Growth rate: It is a somewhat slow growing Stapeliad that will make large clumps given the best conditions. Most plants will offset readily, and clumps can be produced in a few years.
Soils: It likes very porous mineral cactus mix soil, pH 7,5 to 8,5 (mildly alkaline), but can become too elongated if compost is too rich.
Repotting: This plant needs plenty of space for its roots, repotting should be done every other year or when the it has outgrown its pot. Use pot with good drainage.
Watering: It needs regular watering, especially during the hottest summer days; provide also some light watering if the green house temperatures in winter are elevated. Either excessive or very scarce watering can induce rot.
Fertilization: Feed with a high potassium fertilizer in summer.
Frost Tolerance: For safe cultivation winter temperatures must be kept over 10° C, but it can withstand winter night-time temperatures down to about 5°(or less) Celsius for short period. Freezing temperatures are often fatal. In the rest period no high atmospheric humidity!!
Sun Exposure: Best for half-shade but grow well in full sun and full shade too. Tends to bronze in strong light, which encourages flowering, but is likely to suffer from sun scorch or stunted growth if over exposed to direct sunlight during the hottest part of the day in summer.

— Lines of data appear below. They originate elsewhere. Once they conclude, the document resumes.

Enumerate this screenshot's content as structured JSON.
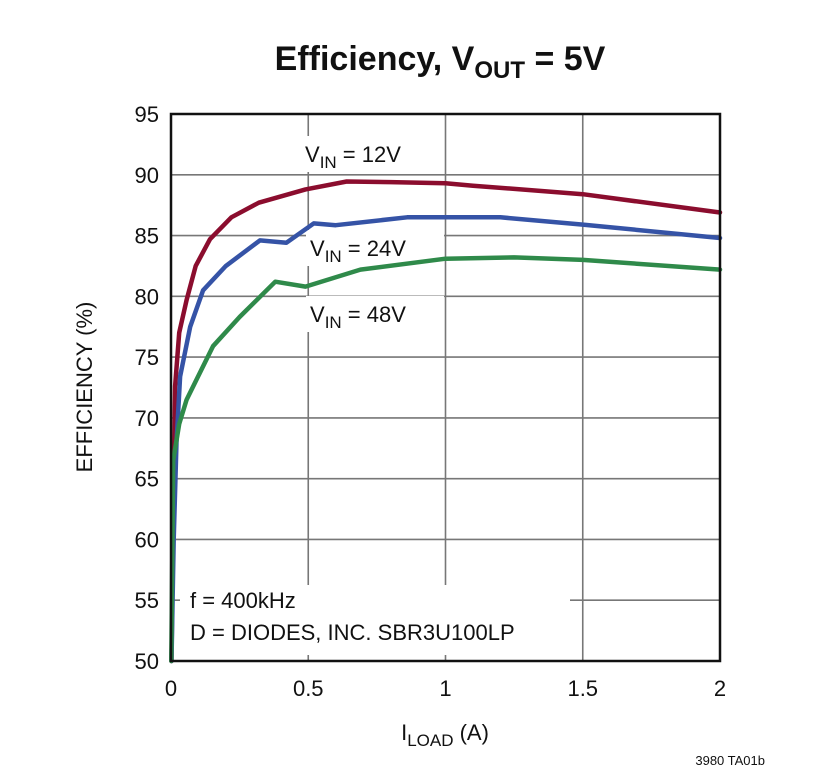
{
  "chart_data": {
    "type": "line",
    "title": "Efficiency, V",
    "title_sub": "OUT",
    "title_tail": " = 5V",
    "xlabel": "I",
    "xlabel_sub": "LOAD",
    "xlabel_tail": " (A)",
    "ylabel": "EFFICIENCY (%)",
    "xlim": [
      0,
      2
    ],
    "ylim": [
      50,
      95
    ],
    "xticks": [
      0,
      0.5,
      1,
      1.5,
      2
    ],
    "xtick_labels": [
      "0",
      "0.5",
      "1",
      "1.5",
      "2"
    ],
    "yticks": [
      50,
      55,
      60,
      65,
      70,
      75,
      80,
      85,
      90,
      95
    ],
    "grid": true,
    "series": [
      {
        "name": "V",
        "name_sub": "IN",
        "name_tail": " = 12V",
        "color": "#8b0d2e",
        "x": [
          0.002,
          0.008,
          0.015,
          0.03,
          0.057,
          0.09,
          0.142,
          0.22,
          0.32,
          0.49,
          0.64,
          0.8,
          1.0,
          1.1,
          1.5,
          2.0
        ],
        "y": [
          50,
          62,
          72.6,
          77,
          79.7,
          82.5,
          84.7,
          86.5,
          87.7,
          88.8,
          89.45,
          89.4,
          89.3,
          89.1,
          88.4,
          86.9
        ]
      },
      {
        "name": "V",
        "name_sub": "IN",
        "name_tail": " = 24V",
        "color": "#3553a6",
        "x": [
          0.002,
          0.01,
          0.02,
          0.033,
          0.07,
          0.117,
          0.2,
          0.324,
          0.42,
          0.52,
          0.6,
          0.86,
          1.2,
          1.5,
          2.0
        ],
        "y": [
          50,
          60,
          68,
          73.4,
          77.5,
          80.5,
          82.5,
          84.6,
          84.4,
          86.0,
          85.85,
          86.5,
          86.5,
          85.9,
          84.8
        ]
      },
      {
        "name": "V",
        "name_sub": "IN",
        "name_tail": " = 48V",
        "color": "#2f8a4a",
        "x": [
          0.001,
          0.008,
          0.03,
          0.057,
          0.153,
          0.25,
          0.38,
          0.49,
          0.69,
          1.0,
          1.25,
          1.5,
          2.0
        ],
        "y": [
          50,
          66.5,
          69.5,
          71.5,
          75.9,
          78.3,
          81.2,
          80.8,
          82.2,
          83.1,
          83.2,
          83.0,
          82.2
        ]
      }
    ],
    "annotations": [
      "f = 400kHz",
      "D = DIODES, INC. SBR3U100LP"
    ],
    "figure_id": "3980 TA01b"
  }
}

Diseases: Rot is only a minor problem with Orbea if the plants are watered and “aired” correctly. If they are not, fungicides won't help all that much.

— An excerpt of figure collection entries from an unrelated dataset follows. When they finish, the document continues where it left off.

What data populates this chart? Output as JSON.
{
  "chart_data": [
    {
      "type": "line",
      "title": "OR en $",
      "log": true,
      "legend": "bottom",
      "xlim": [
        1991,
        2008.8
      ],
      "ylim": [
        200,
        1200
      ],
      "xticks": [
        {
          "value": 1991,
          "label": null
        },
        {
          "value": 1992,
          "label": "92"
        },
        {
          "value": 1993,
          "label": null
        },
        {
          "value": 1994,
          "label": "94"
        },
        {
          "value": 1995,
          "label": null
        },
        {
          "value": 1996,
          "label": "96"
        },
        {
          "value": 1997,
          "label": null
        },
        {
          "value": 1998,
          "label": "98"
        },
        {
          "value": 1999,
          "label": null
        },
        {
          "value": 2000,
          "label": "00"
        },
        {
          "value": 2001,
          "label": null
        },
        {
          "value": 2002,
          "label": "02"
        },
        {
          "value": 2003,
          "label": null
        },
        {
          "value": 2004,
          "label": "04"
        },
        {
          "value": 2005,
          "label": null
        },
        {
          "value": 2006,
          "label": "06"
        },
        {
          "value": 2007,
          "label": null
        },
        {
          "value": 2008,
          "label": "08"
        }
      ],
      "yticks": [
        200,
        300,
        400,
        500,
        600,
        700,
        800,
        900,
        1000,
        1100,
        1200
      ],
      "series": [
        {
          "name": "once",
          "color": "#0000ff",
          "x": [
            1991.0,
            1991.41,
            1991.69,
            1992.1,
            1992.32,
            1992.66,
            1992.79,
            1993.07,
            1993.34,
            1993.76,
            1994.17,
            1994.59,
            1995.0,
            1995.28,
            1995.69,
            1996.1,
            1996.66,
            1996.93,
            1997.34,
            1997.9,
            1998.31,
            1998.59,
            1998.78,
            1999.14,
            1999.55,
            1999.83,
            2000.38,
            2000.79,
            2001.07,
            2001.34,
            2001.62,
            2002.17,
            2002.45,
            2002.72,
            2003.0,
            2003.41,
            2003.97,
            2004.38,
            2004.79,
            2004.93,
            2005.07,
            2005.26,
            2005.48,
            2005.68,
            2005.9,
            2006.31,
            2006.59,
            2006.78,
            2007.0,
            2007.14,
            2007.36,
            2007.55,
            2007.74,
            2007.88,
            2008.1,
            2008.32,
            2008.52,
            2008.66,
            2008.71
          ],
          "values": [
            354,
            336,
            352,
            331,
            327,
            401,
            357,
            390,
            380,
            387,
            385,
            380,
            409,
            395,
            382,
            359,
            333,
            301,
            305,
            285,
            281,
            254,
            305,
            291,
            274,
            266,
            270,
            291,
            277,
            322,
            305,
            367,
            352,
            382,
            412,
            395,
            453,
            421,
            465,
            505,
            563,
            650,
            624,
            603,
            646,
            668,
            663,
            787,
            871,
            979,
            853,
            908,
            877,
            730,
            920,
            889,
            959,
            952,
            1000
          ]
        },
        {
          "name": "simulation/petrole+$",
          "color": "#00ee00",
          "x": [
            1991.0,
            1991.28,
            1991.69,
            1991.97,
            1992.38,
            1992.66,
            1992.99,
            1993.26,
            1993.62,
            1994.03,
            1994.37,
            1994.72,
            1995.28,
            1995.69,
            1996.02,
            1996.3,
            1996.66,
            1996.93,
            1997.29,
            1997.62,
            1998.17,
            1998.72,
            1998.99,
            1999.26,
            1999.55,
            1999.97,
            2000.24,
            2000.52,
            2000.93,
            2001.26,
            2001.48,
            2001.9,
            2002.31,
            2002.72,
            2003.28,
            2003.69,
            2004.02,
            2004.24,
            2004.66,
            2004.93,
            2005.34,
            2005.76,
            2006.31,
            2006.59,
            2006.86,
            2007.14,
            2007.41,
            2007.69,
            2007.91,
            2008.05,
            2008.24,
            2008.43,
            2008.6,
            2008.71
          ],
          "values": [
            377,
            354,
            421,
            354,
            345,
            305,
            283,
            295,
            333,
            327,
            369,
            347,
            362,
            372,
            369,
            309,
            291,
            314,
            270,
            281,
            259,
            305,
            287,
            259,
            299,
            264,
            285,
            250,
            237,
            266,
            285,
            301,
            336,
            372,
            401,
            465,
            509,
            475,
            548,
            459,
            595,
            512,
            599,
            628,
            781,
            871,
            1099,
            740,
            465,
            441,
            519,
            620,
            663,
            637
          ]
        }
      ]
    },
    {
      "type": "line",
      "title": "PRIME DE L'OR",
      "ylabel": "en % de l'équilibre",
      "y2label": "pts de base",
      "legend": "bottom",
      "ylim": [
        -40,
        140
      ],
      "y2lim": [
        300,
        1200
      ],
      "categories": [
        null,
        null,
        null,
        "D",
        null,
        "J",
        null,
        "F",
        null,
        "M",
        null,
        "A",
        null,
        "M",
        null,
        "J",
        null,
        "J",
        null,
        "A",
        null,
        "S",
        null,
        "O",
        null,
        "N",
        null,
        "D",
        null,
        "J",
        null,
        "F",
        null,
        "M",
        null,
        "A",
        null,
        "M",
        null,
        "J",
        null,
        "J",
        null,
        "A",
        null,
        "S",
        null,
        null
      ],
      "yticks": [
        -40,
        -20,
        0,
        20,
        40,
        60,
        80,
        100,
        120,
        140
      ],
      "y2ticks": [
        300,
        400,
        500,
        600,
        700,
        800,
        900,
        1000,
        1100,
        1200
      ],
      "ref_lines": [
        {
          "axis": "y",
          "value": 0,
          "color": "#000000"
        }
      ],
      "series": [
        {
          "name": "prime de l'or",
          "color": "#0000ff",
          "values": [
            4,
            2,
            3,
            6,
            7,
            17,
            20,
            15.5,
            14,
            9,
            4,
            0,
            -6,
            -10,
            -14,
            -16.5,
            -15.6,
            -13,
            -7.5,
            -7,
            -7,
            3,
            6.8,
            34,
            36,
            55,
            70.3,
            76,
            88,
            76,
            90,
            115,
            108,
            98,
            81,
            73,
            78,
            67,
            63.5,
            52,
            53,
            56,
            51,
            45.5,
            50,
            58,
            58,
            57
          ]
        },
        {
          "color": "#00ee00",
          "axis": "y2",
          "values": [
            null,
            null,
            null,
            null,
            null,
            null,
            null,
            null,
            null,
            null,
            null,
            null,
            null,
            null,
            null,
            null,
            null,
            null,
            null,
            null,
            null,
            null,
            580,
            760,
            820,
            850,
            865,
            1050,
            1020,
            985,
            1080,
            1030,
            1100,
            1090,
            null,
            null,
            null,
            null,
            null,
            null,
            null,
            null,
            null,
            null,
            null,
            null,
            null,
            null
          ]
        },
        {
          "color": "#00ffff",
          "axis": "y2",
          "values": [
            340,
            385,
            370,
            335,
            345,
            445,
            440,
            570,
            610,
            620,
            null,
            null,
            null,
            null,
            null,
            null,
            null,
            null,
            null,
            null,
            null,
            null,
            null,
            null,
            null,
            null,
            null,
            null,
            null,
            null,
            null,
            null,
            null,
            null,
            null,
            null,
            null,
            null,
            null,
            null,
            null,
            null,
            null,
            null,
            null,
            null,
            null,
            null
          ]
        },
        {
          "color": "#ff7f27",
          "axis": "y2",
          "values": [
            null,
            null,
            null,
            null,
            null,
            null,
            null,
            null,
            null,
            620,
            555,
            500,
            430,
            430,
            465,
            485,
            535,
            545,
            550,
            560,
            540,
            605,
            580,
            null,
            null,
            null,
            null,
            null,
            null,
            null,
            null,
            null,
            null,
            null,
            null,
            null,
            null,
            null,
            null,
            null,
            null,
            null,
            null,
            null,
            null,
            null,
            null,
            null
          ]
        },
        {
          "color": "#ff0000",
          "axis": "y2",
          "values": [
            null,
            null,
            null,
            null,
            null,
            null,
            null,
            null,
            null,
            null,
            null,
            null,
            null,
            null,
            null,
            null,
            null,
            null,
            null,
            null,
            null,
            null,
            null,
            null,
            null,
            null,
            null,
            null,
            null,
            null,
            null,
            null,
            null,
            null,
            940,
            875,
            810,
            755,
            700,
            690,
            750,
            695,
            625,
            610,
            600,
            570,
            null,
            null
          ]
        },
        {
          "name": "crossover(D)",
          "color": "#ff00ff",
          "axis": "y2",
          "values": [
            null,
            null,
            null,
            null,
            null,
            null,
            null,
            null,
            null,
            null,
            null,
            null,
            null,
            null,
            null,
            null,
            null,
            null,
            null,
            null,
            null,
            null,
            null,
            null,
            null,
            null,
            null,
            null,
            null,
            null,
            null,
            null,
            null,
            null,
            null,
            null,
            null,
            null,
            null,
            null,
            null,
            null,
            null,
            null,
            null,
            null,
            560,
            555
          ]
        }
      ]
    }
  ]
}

Uses: It is an excellent plant for container growing. Clustering, great for a hanging display. Stems may possibly become purple and limp in winter, but revitalize in early spring. It always looks good and stays small. It look fine in a cold greenhouse and frame or outdoor in a rockery.
Propagation: Seeds and cuttings. Cuttings will root only in hot weather. Cuttings must be kept very dry to root. Seeds germinate readily if they are sown when fresh.